Mit der sportlichen Situation zeigt er sich sehr zufrieden. Als Tabellen-Dritter der Oberliga Baden-Württemberg ist man die beste Amateurmannschaft im Bundesland. Den Aufstieg in die Regionalliga peilen die „Rot-Schwarzen“ in drei bis fünf Jahren an. Rosige Aussichten also! Das war aber nicht immer so. In der Saison 2006/2007 spielte man noch in der Bezirksliga Neckar/Fils. Mit Uli Haug als Trainer kam die Wende, wie Ingo Miede zu berichten weiß: „Dank Uli Haug, der die Mannschaft sieben Jahre exzellent trainierte und aufstellte, sind wir bis in die Verbandsliga Württemberg aufgestiegen. Das war eine großartige Leistung von ihm und dafür bin ich äußerst dankbar.“ In der Saison 2015/2016 gelang der Aufstieg in die Oberliga Baden-Württemberg. Seitdem hat man sich in der oberen Tabellenhälfte etabliert.
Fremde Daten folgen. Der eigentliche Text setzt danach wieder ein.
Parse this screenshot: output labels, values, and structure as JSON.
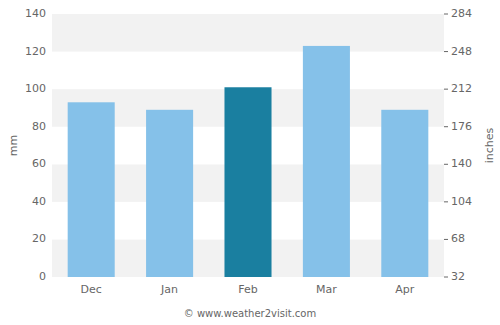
{
  "chart_data": {
    "type": "bar",
    "categories": [
      "Dec",
      "Jan",
      "Feb",
      "Mar",
      "Apr"
    ],
    "values": [
      93,
      89,
      101,
      123,
      89
    ],
    "colors": [
      "#85c1e9",
      "#85c1e9",
      "#1a7fa0",
      "#85c1e9",
      "#85c1e9"
    ],
    "ylabel": "mm",
    "y2label": "inches",
    "ylim": [
      0,
      140
    ],
    "yticks": [
      0,
      20,
      40,
      60,
      80,
      100,
      120,
      140
    ],
    "y2lim": [
      32,
      284
    ],
    "y2ticks": [
      32,
      68,
      104,
      140,
      176,
      212,
      248,
      284
    ],
    "grid": true,
    "annotations": [
      "© www.weather2visit.com"
    ]
  }
}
Aber nicht nur auf dem Platz läuft es beim 1. Göppinger SV, auch abseits des Geläufes vollbringt man Spitzenleistungen. Ingo Miede ist stolz auf sein eingespieltes Team, das das „Event Heimspiel“ erst möglich macht. Vom Kartenverkauf über die Bewirtschaftung bis hin zum ausgeklügelten Sicherheitskonzept bei „Hochrisikospielen“ alles muss organisiert und personell besetzt sein. Am Freitagabend trifft sich das Organisationsteam zur Besprechung. Dank langjähriger Zusammenarbeit sind eine optimale Planung und Durchführung des Events eine Selbstverständlichkeit. „Bei uns greift ein Zahnrädchen ins Andere!“ stellt der 56-Jährige freudestrahlend fest und dankt seinem Team für das Engagement. „Besonders danken möchte ich Norbert Meister, Angelika Dorster, Roland Eller genannt „Aga“ und Günther Bühler, die seit Jahren zum Staff gehören und uns die Stange gehalten haben.“, so Ingo Miede weiter. Um einen reibungslosen Ablauf an Spieltagen garantieren zu können bedarf es etwa 15 Ehrenamtlichen. Bei den „Kracherspielen“ gegen die Stuttgarter Kickers und den SSV Reutlingen sind es gut doppelt so viele.

Das Gastspiel „der Blauen von der Waldau“ am Samstag wirft schon seine Schatten voraus, insbesondere bei Norbert Meister, genannt „Nobi“. Der 61-Jährige ist der Sicherheitsbeauftragte des 1. Göppinger SV und seit 1997 Mitglied. Er ist für die Einteilung der Ordner und Sicherheitskräfte zuständig. Ihm kommt also eine eminent wichtige Position zu. Bei „Hochrisikospielen“ ist er zusätzlich in stetigem Kontakt mit der Polizei. Alle zwei Jahre vermisst der 61-Jährige, in seiner Funktion als Geometer, das Spielfeld.
Eine wahre Institution und Urgestein ist Roland Eller, genannt „Aga“. Seit 33 Jahren ist der 56-Jährige der „Sonnenkönig der Stadionwurst“! Mit ganz viel Liebe und stets einem Lächeln auf den Lippen grillt und verkauft der Strahlemann die beste Rote in der Oberliga. Besonders schätzt er im Verein die Kameradschaft, seine Freunde und natürlich den Grill.